Scuola, università, ricerca, sanità. Infrastrutture (comprese autostrade e strade), assetto del territorio, ambiente (acqua). Ma anche energia, beni culturali, lavoro, previdenza complementare, immigrazione e coordinamento finanza locale. Sono solo alcuni degli interessi cruciali che sono in ballo quando si parla di Autonomia Differenziata: aspetti di rilevanza nazionale, un tempo a totale (o quasi) appannaggio dello Stato che, con l’attuazione della riforma voluta dal Governo, finirebbero nelle agende discrezionali della politica regionale. Con risorse differenti – cosa non secondaria – per ciascuna regione. È quanto emerso dal convegno ospitato nella sala del Tribunale della Dogana di Foggia, organizzato dalle associazioni “Capitanata.Neo” e “Foggia 5.0”, con un emblematico sottotitolo: “Pericoli da scongiurare e azioni da intraprendere”.
«Un’asimmetria che non ha nulla a che fare con la valorizzazione delle singole regioni – secondo Luca Bianchi, direttore generale della Svimez, intervenuto in remoto – e che andrebbe ad agevolare soprattutto quelle del Nord». Per il vertice dell’associazione per lo sviluppo dell’industria del Mezzogiorno, infatti, quello in corso non sarebbe altro che la riproposizione di un dibattito “scaduto” da vent’anni, a suo tempo avviato da Lombardia e Veneto allo scopo di trattenere in regione la quasi totalità del prelievo fiscale «In contrasto – come ha specificato Bianchi – con la Costituzione e in totale anacronismo con l’Europa che invece va verso l’aggressione delle diseguaglianze, come conferma il Pnrr».
Un problema di Lep, a dire unanime.
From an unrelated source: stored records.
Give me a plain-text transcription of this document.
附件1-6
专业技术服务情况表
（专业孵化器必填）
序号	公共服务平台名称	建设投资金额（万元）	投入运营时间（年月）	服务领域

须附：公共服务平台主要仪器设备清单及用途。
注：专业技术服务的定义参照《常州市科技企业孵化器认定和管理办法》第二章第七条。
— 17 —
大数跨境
Ossia: Livelli Essenziali di Prestazione, un parametro fondamentale in grado di definire in anticipo le risorse economiche utili per le singole aree. Qualcosa di cui si sa ancora poco, proprio come ha ammesso il presidente della Provincia di Foggia, Giuseppe Nobiletti, sindaco del Comune di Vieste. «L’unica cosa che si è capita – ha aggiunto – è l’insistenza da parte del Nord a realizzare questa riforma, tanto che ho il forte sospetto che ci rifileranno il “pacco”».
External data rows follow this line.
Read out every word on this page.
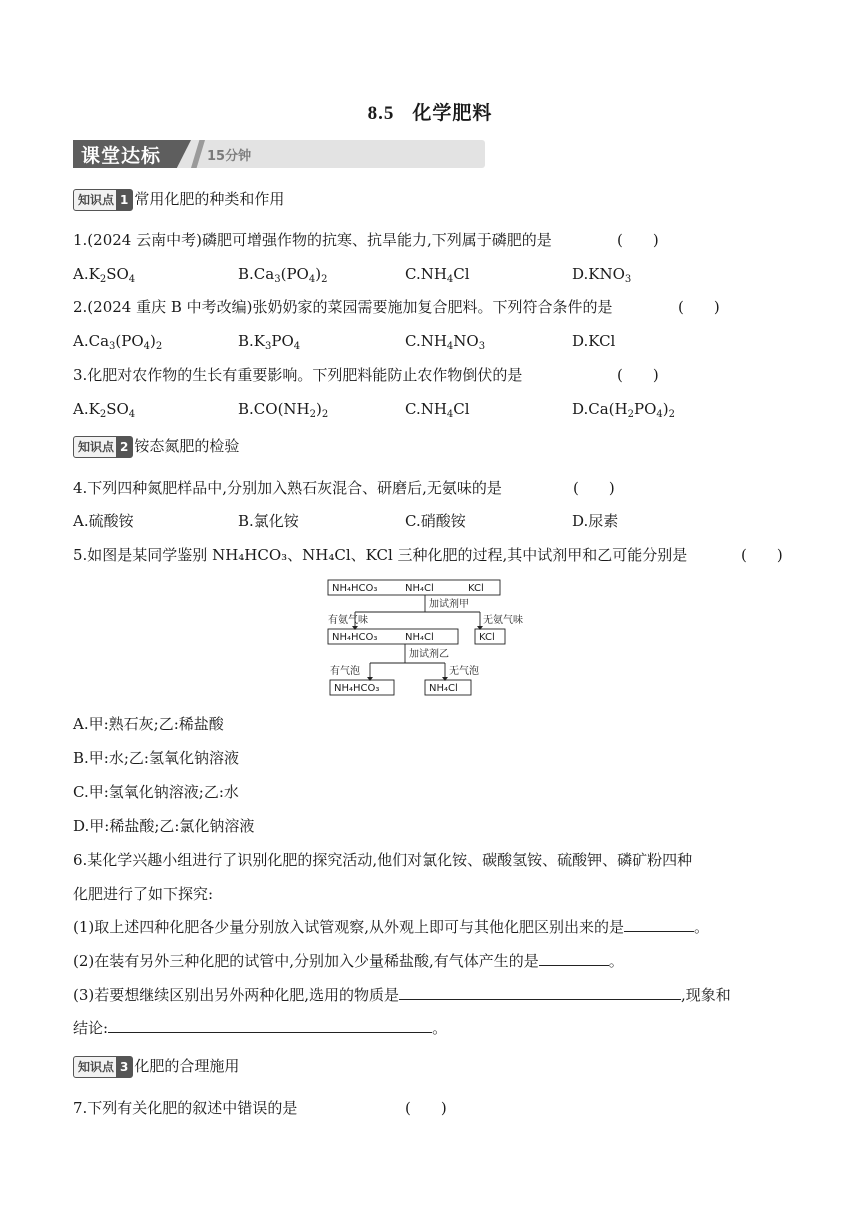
8.5 化学肥料
课堂达标	15分钟
知识点 1 常用化肥的种类和作用
1.(2024 云南中考)磷肥可增强作物的抗寒、抗旱能力,下列属于磷肥的是	(　　)
$A.K_2SO_4$	$B.Ca_3(PO_4)_2$	$C.NH_4Cl$	$D.KNO_3$
2.(2024 重庆 B 中考改编)张奶奶家的菜园需要施加复合肥料。下列符合条件的是	(　　)
$A.Ca_3(PO_4)_2$	$B.K_3PO_4$	$C.NH_4NO_3$	D.KCl
3.化肥对农作物的生长有重要影响。下列肥料能防止农作物倒伏的是	(　　)
$A.K_2SO_4$	$B.CO(NH_2)_2$	$C.NH_4Cl$	$D.Ca(H_2PO_4)_2$
知识点 2 铵态氮肥的检验
4.下列四种氮肥样品中,分别加入熟石灰混合、研磨后,无氨味的是	(　　)
A.硫酸铵	B.氯化铵	C.硝酸铵	D.尿素
5.如图是某同学鉴别 NH₄HCO₃、NH₄Cl、KCl 三种化肥的过程,其中试剂甲和乙可能分别是	(　　)
NH₄HCO₃	NH₄Cl	KCl
加试剂甲
有氨气味	无氨气味
NH₄HCO₃	NH₄Cl	KCl
加试剂乙
有气泡	无气泡
NH₄HCO₃	NH₄Cl
A.甲:熟石灰;乙:稀盐酸
B.甲:水;乙:氢氧化钠溶液
C.甲:氢氧化钠溶液;乙:水
D.甲:稀盐酸;乙:氯化钠溶液
6.某化学兴趣小组进行了识别化肥的探究活动,他们对氯化铵、碳酸氢铵、硫酸钾、磷矿粉四种
化肥进行了如下探究:
(1)取上述四种化肥各少量分别放入试管观察,从外观上即可与其他化肥区别出来的是	。
(2)在装有另外三种化肥的试管中,分别加入少量稀盐酸,有气体产生的是	。
(3)若要想继续区别出另外两种化肥,选用的物质是	,现象和
结论:	。
知识点 3 化肥的合理施用
7.下列有关化肥的叙述中错误的是	(　　)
Gli standard minimi di prestazioni e servizi che lo Stato deve garantire – da definizione di Gianmauro dell’Olio, vicepresidente della Commissione bilancio, tesoro e programmazione della Camera – riguardano cose concretissime come il numero degli asili nido da destinare a un determinato territorio, o i servizi dei disabili. Insomma, i “soliti noti”: istruzione e sanità. E che, anche con l’ultimo aggiustamento previsto dal disegno di legge, secondo il quale andrebbero indicati in anticipo con una previsione di spesa, non avrebbero comunque un esito migliorativo per le regioni in difficoltà, andando a pescare sempre nella cosiddetta “spesa storica”, nelle medesime risorse territoriali.
Il rischio, sintetizzando al massimo l’esito del convegno, è quello di mettere una pietra tombale sulle politiche di coesione. «Cristallizzando così – come ha chiosato il direttore della Svimez – il divario tra Nord e Sud».